Auch der bayrische Verfassungsschutz sieht "vielfältige Aktivitäten" voraus. Das Kölner Bundesamt, das in jüngster Zeit eine Zunahme rechtsextremistischer Gewaltaktionen registriert hat, hüllt sich in Schweigen: "Hinweise auf konturierbare Planungsvorhaben", so ein Sprecher, lägen nicht vor.
Was da abgehen kann, deutet Reisz für die Stadt Langen an, die er gemeinsam mit Kühnen zur "ersten ausländerfreien Stadt" der Republik machen will. Reisz: "Wir wissen, wie man Ehrenbürger feiert." Und einen Vorgeschmack auf die Aktionen lieferte Anfang Januar eine "Bewegung 20. April" in West-Berlin.
Sie erklärte sich verantwortlich für die Schändung von drei Mahnmalen für die Opfer des Faschismus und des Holocaust. Unbekannte hatten an den Gedenkstätten Schweineköpfe, gehälftet oder im Stück, aufgehängt.
Kühnen beteuert, seine Mannen hätten mit der "Bewegung 20. April" rein gar nichts zu tun, es herrsche "allgemeines Rätselraten", wer dahinterstecke - womöglich sei das "eine Geheimdienstsache". Er sehe, sagt Kühnen, "keinen Sinn darin, mit Gewaltaktionen in Erscheinung zu treten". Es gehe am 20. April um etwas ganz anderes: "Wir wollen zeigen, daß es auch noch Deutsche gibt, die dankbar sind."

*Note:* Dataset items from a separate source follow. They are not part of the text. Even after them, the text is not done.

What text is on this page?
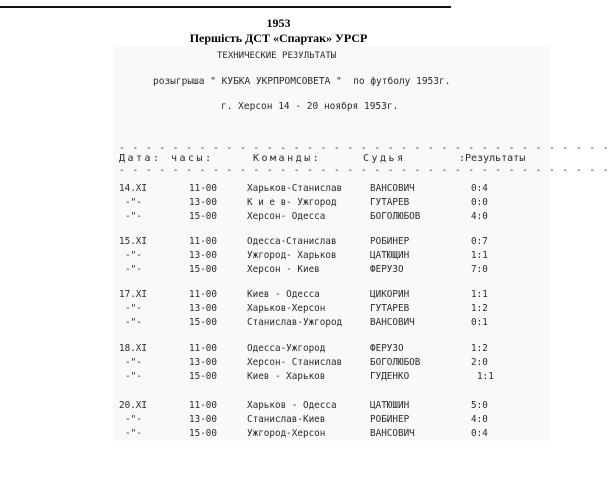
1953
Першість ДСТ «Спартак» УРСР
ТЕХНИЧЕСКИЕ РЕЗУЛЬТАТЫ
розыгрыша " КУБКА УКРПРОМСОВЕТА "  по футболу 1953г.
г. Херсон 14 - 20 ноября 1953г.
- - - - - - - - - - - - - - - - - - - - - - - - - - - - - - - - - - - - -
Дата: часы:	Команды:	Судья	:Результаты
- - - - - - - - - - - - - - - - - - - - - - - - - - - - - - - - - - - - -
14.XI	11-00	Харьков-Станислав	ВАНСОВИЧ	0:4
-"-	13-00	К и е в- Ужгород	ГУТАРЕВ	0:0
-"-	15-00	Херсон- Одесса	БОГОЛЮБОВ	4:0
15.XI	11-00	Одесса-Станислав	РОБИНЕР	0:7
-"-	13-00	Ужгород- Харьков	ЦАТЮЩИН	1:1
-"-	15-00	Херсон - Киев	ФЕРУЗО	7:0
17.XI	11-00	Киев - Одесса	ЦИКОРИН	1:1
-"-	13-00	Харьков-Херсон	ГУТАРЕВ	1:2
-"-	15-00	Станислав-Ужгород	ВАНСОВИЧ	0:1
18.XI	11-00	Одесса-Ужгород	ФЕРУЗО	1:2
-"-	13-00	Херсон- Станислав	БОГОЛЮБОВ	2:0
-"-	15-00	Киев - Харьков	ГУДЕНКО	1:1
20.XI	11-00	Харьков - Одесса	ЦАТЮШИН	5:0
-"-	13-00	Станислав-Киев	РОБИНЕР	4:0
-"-	15-00	Ужгород-Херсон	ВАНСОВИЧ	0:4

Staatsschützer bezweifeln, daß es die rund 500 Mitglieder zählende Freiheitliche Deutsche Arbeiterpartei (FAP), die von Kühnen-Anhängern beherrscht wird, bei der Dankbarkeit beläßt. Die FAP ist die militanteste Neonazi-Gruppe in der Bundesrepublik, gegen den oft schwarz uniformierten FAP-Troß laufen zahlreiche Verfahren wegen Körperverletzung, Brandstiftung oder anonymer Morddrohungen.
Auch früher schon kam es an Hitler-Geburtstagen regelmäßig zu Ausschreitungen. So lieferten sich in Braunau Neonazis, darunter viele angereiste Deutsche, zum 90. Jahrestag üble Schlägereien mit der Polizei. Die Führer-Fans, ausgerüstet mit Stahlhelmen und rasierklingengespickten Schlagstöcken, wollten sich mit Gewalt Zugang zu Hitlers Geburtshaus verschaffen.
Traditionell lädt auch der Rechtsextremist Kurt Müller in Mainz-Gonsenheim alljährlich zum Hitler-Geburtstag. Bis zu 180 Festgäste, bewacht von vermummten Ordnern, feierten dort regelmäßig in Müllers Nazigedenkstätte "Walhalla".
Den Termin im April haben sich jedoch nicht nur die militanten Kühnen- und Müller-Anhänger rot angestrichen. "Dieses Datum wird für das gesamte rechtsradikale Spektrum von Bedeutung sein", meint Strohs. Die Alt-Rechten von der Nationaldemokratischen Partei Deutschlands (NPD) oder der Deutschen Volksunion (DVU), um staatsbejahendes Image bemüht, halten sich öffentlich noch zurück. Hitlers Geburtstag sieht etwa der NPD-Vorsitzende Martin Mußgnug, 52, "überhaupt nicht als Anlaß" für irgendwelche Festlichkeiten.
Die NPD-Anhänger feiern, vermutet Strohs, eher "intern bei 'nem Gläschen".